Утро перед праздником спокойное, ласковое. Колокольчики не тревожатся, вьюга не бесится. Тишина вокруг девственная. Не перед бурей ли?
Хорошо, когда руки мужские есть. Помогает Семен много, всю тяжелую работу на себя берет. Дрова рубит, печь топит, воду греет, даже дорожки вчера вытащил и выбил на снегу.
Увлечемся мы работой. Общаемся легко, будто брат с сестрой. Но я не подхожу близко: чтобы запах его не слышать и не коснуться ненароком. Хотя дом вобрал в себя дух мужской, не выветрит никогда. Будет душу щекотать не один день, после того, как Семен уедет. Все сделаю, чтобы ушел. Давно сердце нитками багряными опутано, ничего с собой поделать не могу. Не развязать уже узлы. Навсегда люблю.
Вечером мы уставшие сядем к столу, пироги есть да вино пить. Я пригублю напитка терпкого, а сама на бабушкин сундук покошусь. Тяжелая ночь будет. Выдержу-справлюсь ли?
Семен к телефону потянется. Читать соберется, а мне радостно и спокойно. Наберусь сил и вдохновения, слушая его голос низкий-певучий и ласковый.

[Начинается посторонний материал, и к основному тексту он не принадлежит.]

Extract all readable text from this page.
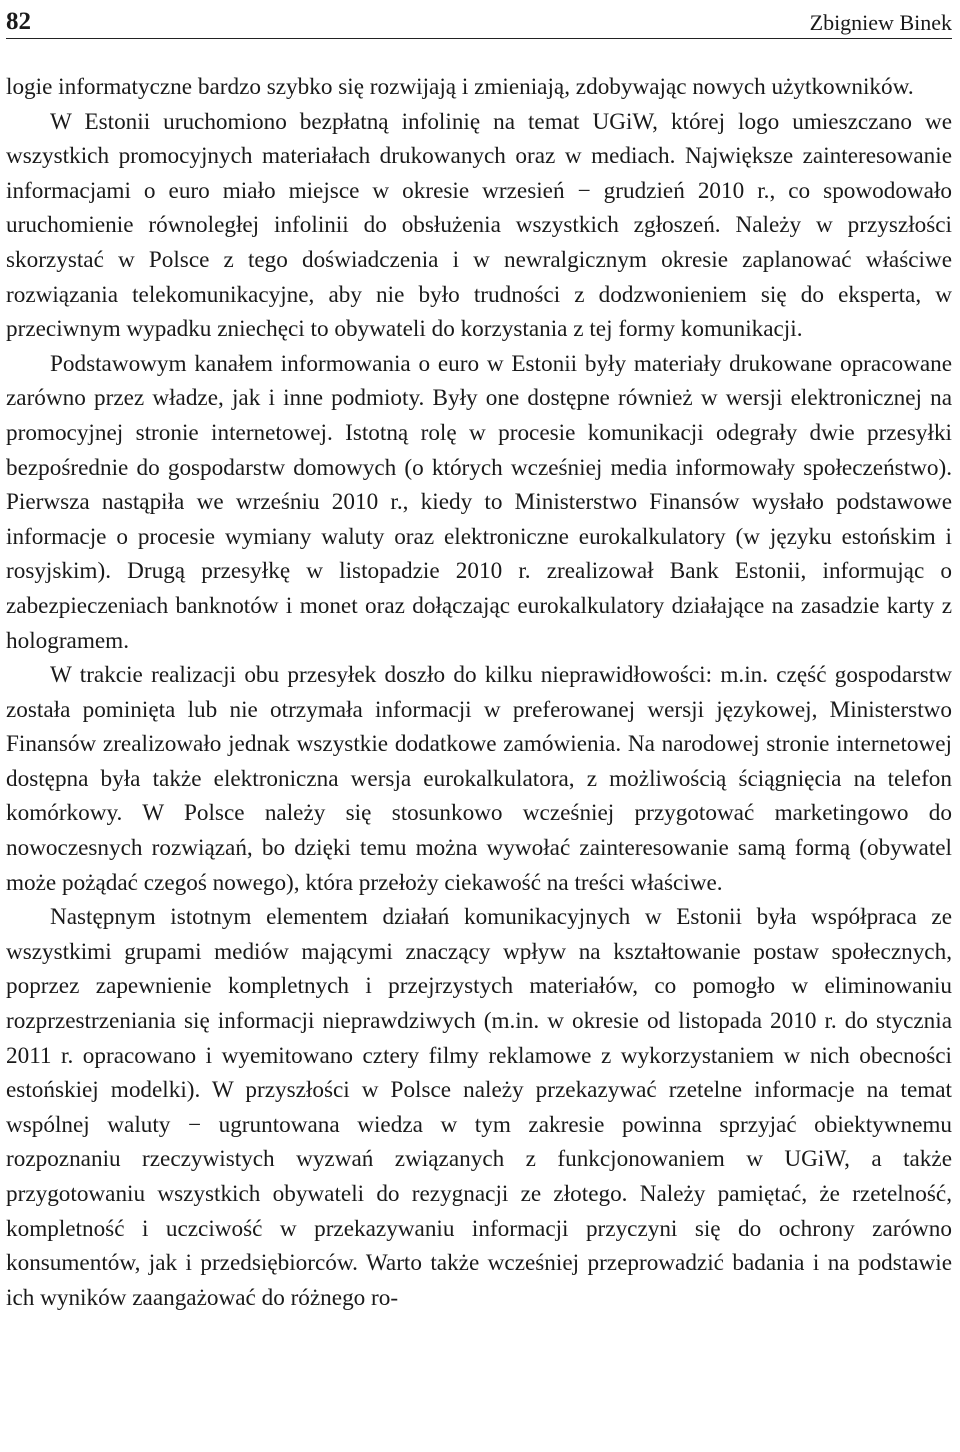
82	Zbigniew Binek

logie informatyczne bardzo szybko się rozwijają i zmieniają, zdobywając nowych użytkowników.

W Estonii uruchomiono bezpłatną infolinię na temat UGiW, której logo umieszczano we wszystkich promocyjnych materiałach drukowanych oraz w mediach. Największe zainteresowanie informacjami o euro miało miejsce w okresie wrzesień − grudzień 2010 r., co spowodowało uruchomienie równoległej infolinii do obsłużenia wszystkich zgłoszeń. Należy w przyszłości skorzystać w Polsce z tego doświadczenia i w newralgicznym okresie zaplanować właściwe rozwiązania telekomunikacyjne, aby nie było trudności z dodzwonieniem się do eksperta, w przeciwnym wypadku zniechęci to obywateli do korzystania z tej formy komunikacji.

Podstawowym kanałem informowania o euro w Estonii były materiały drukowane opracowane zarówno przez władze, jak i inne podmioty. Były one dostępne również w wersji elektronicznej na promocyjnej stronie internetowej. Istotną rolę w procesie komunikacji odegrały dwie przesyłki bezpośrednie do gospodarstw domowych (o których wcześniej media informowały społeczeństwo). Pierwsza nastąpiła we wrześniu 2010 r., kiedy to Ministerstwo Finansów wysłało podstawowe informacje o procesie wymiany waluty oraz elektroniczne eurokalkulatory (w języku estońskim i rosyjskim). Drugą przesyłkę w listopadzie 2010 r. zrealizował Bank Estonii, informując o zabezpieczeniach banknotów i monet oraz dołączając eurokalkulatory działające na zasadzie karty z hologramem.

W trakcie realizacji obu przesyłek doszło do kilku nieprawidłowości: m.in. część gospodarstw została pominięta lub nie otrzymała informacji w preferowanej wersji językowej, Ministerstwo Finansów zrealizowało jednak wszystkie dodatkowe zamówienia. Na narodowej stronie internetowej dostępna była także elektroniczna wersja eurokalkulatora, z możliwością ściągnięcia na telefon komórkowy. W Polsce należy się stosunkowo wcześniej przygotować marketingowo do nowoczesnych rozwiązań, bo dzięki temu można wywołać zainteresowanie samą formą (obywatel może pożądać czegoś nowego), która przełoży ciekawość na treści właściwe.

Następnym istotnym elementem działań komunikacyjnych w Estonii była współpraca ze wszystkimi grupami mediów mającymi znaczący wpływ na kształtowanie postaw społecznych, poprzez zapewnienie kompletnych i przejrzystych materiałów, co pomogło w eliminowaniu rozprzestrzeniania się informacji nieprawdziwych (m.in. w okresie od listopada 2010 r. do stycznia 2011 r. opracowano i wyemitowano cztery filmy reklamowe z wykorzystaniem w nich obecności estońskiej modelki). W przyszłości w Polsce należy przekazywać rzetelne informacje na temat wspólnej waluty − ugruntowana wiedza w tym zakresie powinna sprzyjać obiektywnemu rozpoznaniu rzeczywistych wyzwań związanych z funkcjonowaniem w UGiW, a także przygotowaniu wszystkich obywateli do rezygnacji ze złotego. Należy pamiętać, że rzetelność, kompletność i uczciwość w przekazywaniu informacji przyczyni się do ochrony zarówno konsumentów, jak i przedsiębiorców. Warto także wcześniej przeprowadzić badania i na podstawie ich wyników zaangażować do różnego ro-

Читал мне черноокий весь декабрь. Сказки да истории чудные. Я засыпала под них, как под бабушкину колыбельную.
После вина разморит милого. Уснет Семен быстро. Глаза глубокие закроются, и склонит голову нежданный мой над столом, белой скатертью застеленным. Долго не решаюсь коснуться. Как вода в озере вначале зимы, окаменею, когда встану около него. Лишь в сердце огонь на волю рвется. Посмотрю и рукой потянусь. И захочется к губам прильнуть, но нельзя, нельзя, нельзя… Нитка алая намертво вросла в меня, не разрубить вовек. А черноокий молчит, только ресницы задрожат, будто снится что. Надеюсь, хорошее.
Поднырну под руку и к кровати гостя поведу. Он уж второй месяц на бабушкиной спит. Ложась, потянется рукой да по губам моим проведет, будто случайно.
– Адела, освободи меня… – зашелестит его шепот над ухом, а у меня колени подогнуться. Хоть бы не рухнуть тут. Опозориться. Ведь не знает он, что люблю его, безумная.
Упадет на подушку без памяти. Глаза плотно закрыты. Устал очень. Пусть поспит. А мне сегодня силу вернуть нужно.
Прошепчу одними губами:
– Помоги, Морозко. Прости меня глупую. Дай сил ночь эту долгую пережить.
Заскрипит стекло на окне, и на нем невиданные цветы да узоры распустятся. Лунный свет и звезды будто ярче засияют, погружая комнату в синеватый туман.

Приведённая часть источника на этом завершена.